If our example dataset above were named source_data, examining cleaned_data would show:

subjid param agedays sex measurement gcr_result
1 HEIGHTCM 2790 0 118.5 Include
1 HEIGHTCM 3677 0 148.22 Include
1 WEIGHTKG 2790 0 23.8 Include
1 WEIGHTKG 3677 0 38.41 Include
2 HEIGHTCM 2112 1 118.2 Include
2 HEIGHTCM 2410 1 123.9 Include
2 HEIGHTCM 2708 1 128.03 Include
2 HEIGHTCM 3029 1 135.3 Include
2 WEIGHTKG 2112 1 25.84 Include
2 WEIGHTKG 2410 1 28.61 Include
2 WEIGHTKG 2708 1 28.61 Exclude-Carried-Forward
2 WEIGHTKG 3029 1 34.5 Include

In this sample output, we see that growthcleanr has indeed flagged the third weight measurement for subjid 2 as an apparent carried forward value.

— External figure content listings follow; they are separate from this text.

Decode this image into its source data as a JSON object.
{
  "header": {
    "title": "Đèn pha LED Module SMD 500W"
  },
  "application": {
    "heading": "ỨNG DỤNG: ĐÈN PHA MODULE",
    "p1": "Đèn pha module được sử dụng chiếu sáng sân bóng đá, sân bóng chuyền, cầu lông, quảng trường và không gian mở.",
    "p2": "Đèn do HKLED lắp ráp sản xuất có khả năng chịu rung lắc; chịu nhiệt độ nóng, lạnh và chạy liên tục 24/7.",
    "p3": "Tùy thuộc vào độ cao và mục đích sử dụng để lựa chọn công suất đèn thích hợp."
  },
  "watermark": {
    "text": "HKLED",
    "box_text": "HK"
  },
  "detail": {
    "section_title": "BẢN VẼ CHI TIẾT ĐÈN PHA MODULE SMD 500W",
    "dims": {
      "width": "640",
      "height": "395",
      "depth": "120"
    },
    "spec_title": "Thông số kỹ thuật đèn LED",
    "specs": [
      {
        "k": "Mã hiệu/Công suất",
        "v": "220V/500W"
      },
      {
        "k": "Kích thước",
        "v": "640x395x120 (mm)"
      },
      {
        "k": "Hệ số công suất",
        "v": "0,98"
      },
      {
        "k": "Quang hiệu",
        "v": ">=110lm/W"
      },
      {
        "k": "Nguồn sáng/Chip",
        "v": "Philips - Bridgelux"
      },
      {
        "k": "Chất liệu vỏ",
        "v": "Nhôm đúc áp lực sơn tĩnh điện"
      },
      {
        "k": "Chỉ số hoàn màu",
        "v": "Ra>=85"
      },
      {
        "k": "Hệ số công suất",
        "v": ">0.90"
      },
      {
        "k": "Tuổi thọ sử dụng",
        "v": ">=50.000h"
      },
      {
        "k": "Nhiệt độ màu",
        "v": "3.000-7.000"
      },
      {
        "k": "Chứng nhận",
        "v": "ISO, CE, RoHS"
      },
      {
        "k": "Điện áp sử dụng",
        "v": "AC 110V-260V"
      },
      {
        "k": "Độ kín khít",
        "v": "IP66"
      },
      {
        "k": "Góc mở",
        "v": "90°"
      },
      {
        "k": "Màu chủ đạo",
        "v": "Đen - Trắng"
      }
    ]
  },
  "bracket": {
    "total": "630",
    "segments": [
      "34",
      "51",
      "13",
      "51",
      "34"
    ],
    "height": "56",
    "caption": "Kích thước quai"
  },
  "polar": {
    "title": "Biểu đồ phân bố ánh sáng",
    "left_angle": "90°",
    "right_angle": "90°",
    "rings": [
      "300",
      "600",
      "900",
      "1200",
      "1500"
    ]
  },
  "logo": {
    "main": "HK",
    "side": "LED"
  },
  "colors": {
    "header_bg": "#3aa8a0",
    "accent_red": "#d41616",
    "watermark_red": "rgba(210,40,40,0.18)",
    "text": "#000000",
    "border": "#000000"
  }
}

The measurement remains in the dataset, and it is up to the researcher to determine which exclusions to accept directly or investigate further.

This example uses the default configuration options for cleangrowth(). Longer examples demonstrating some common options are in Usage, and full details about all options are documented in Configuration.

To compute percentiles and Z-scores using the included CDC macro, continue with these next steps:

# Use the built-in utility function to convert the input observations to wide
# format for BMI calculation
cleaned_data_wide <- longwide(cleaned_data)

# Compute simple BMI
cleaned_data_bmi <- simple_bmi(cleaned_data_wide)

# Compute Z-scores and percentiles
cleaned_data_bmiz <- ext_bmiz(cleaned_data_bmi)

The longwide() function defaults to converting only records included by cleangrowth(), with options to change this default, and ext_bmiz() will return the wide version of the cleaned data with many metrics added. Both of these functions are described in Computing BMI percentiles and Z-scores.